Employers have the right to prescribe standards of communication for employee use of social media platforms as it relates to their business, whether directly or indirectly. With the growing use of social media to enhance an employer’s products, services and/or brand recognition, employers need to ensure they have a policy that provides strict guidelines on the way in which employees and contractors are allowed to engage in social media whether authorised to do so or not.
Examples of social media include blogs, discussion forums and boards, Facebook, Twitter, LinkedIn, MySpace, You Tube, Instagram, Tiktok and any other medium which allows a user to upload electronic communication and content.
The policy is designed as a guideline intended to provide clarity to employees and contractors on acceptable use of social media platforms generally, as well as when referring to the employer, the employer’s products and services, its people, clients, competitors and entities associated with the employer (regardless of whether the devices are owned or controlled by the employer). Importantly, this policy is not limited to the use of social media platforms on computers and other electronic devices provided by the employer, but also includes activity undertaken on an employee’s personal computer or electronic device.

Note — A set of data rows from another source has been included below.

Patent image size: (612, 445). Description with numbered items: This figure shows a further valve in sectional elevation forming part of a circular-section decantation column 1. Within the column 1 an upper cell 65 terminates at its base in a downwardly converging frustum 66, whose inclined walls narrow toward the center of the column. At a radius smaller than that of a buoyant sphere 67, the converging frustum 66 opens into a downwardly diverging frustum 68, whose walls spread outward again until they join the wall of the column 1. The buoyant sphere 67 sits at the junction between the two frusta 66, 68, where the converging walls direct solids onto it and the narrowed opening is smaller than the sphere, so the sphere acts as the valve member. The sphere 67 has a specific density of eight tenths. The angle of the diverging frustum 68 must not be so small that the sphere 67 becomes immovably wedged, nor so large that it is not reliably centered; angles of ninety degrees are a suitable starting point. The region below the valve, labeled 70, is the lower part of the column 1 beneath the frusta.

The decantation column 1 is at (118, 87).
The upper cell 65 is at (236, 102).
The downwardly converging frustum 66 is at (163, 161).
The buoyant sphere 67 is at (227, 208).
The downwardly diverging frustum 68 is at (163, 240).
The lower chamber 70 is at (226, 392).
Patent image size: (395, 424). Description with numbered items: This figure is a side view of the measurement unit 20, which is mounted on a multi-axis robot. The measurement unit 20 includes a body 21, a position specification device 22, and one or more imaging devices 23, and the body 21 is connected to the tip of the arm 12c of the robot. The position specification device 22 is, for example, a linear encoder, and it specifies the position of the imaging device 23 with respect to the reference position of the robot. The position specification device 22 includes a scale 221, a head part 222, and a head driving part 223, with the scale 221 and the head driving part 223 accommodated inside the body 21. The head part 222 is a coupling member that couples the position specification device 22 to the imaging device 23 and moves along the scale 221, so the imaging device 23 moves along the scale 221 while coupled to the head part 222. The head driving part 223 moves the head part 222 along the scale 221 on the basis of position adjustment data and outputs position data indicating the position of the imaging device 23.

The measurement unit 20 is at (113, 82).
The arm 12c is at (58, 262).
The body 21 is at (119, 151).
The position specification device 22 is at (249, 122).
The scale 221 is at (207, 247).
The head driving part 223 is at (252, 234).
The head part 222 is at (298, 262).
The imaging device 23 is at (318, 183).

The policy has been updated to include the use of social media on the company’s computer network for limited and reasonable personal use. If employee’s use the company’s computer network for personal use they will need to be mindful that any information they disclose may be used or disclosed and the employee is taken to have consented to the use and disclosure for any information that is disclosed.
Any breach of the policy may result in disciplinary action including termination of employment.
Please note that this policy should be used in conjunction with the Internet, Email and Computer Use Policy, particularly if the State or Territory in which you operate has laws which regulate an employer’s ability to monitor the computer use of its employees. For instance, in New South Wales workplace surveillance is regulated by the Workplace Surveillance Act 2005 (NSW) (Workplace Surveillance Act). The Workplace Surveillance Act prescribes that an employer must not undertake computer surveillance in relation to an employee’s computer use unless it has first notified the employee of the type of surveillance that is to be conducted at least 14 days’ prior to the surveillance occurring and the surveillance is carried out in accordance with a policy which has been communicated to the workforce in such a manner that it is reasonable to assume that the employees are aware of and understand the policy. If you have any questions about this matter you should seek specific legal advice.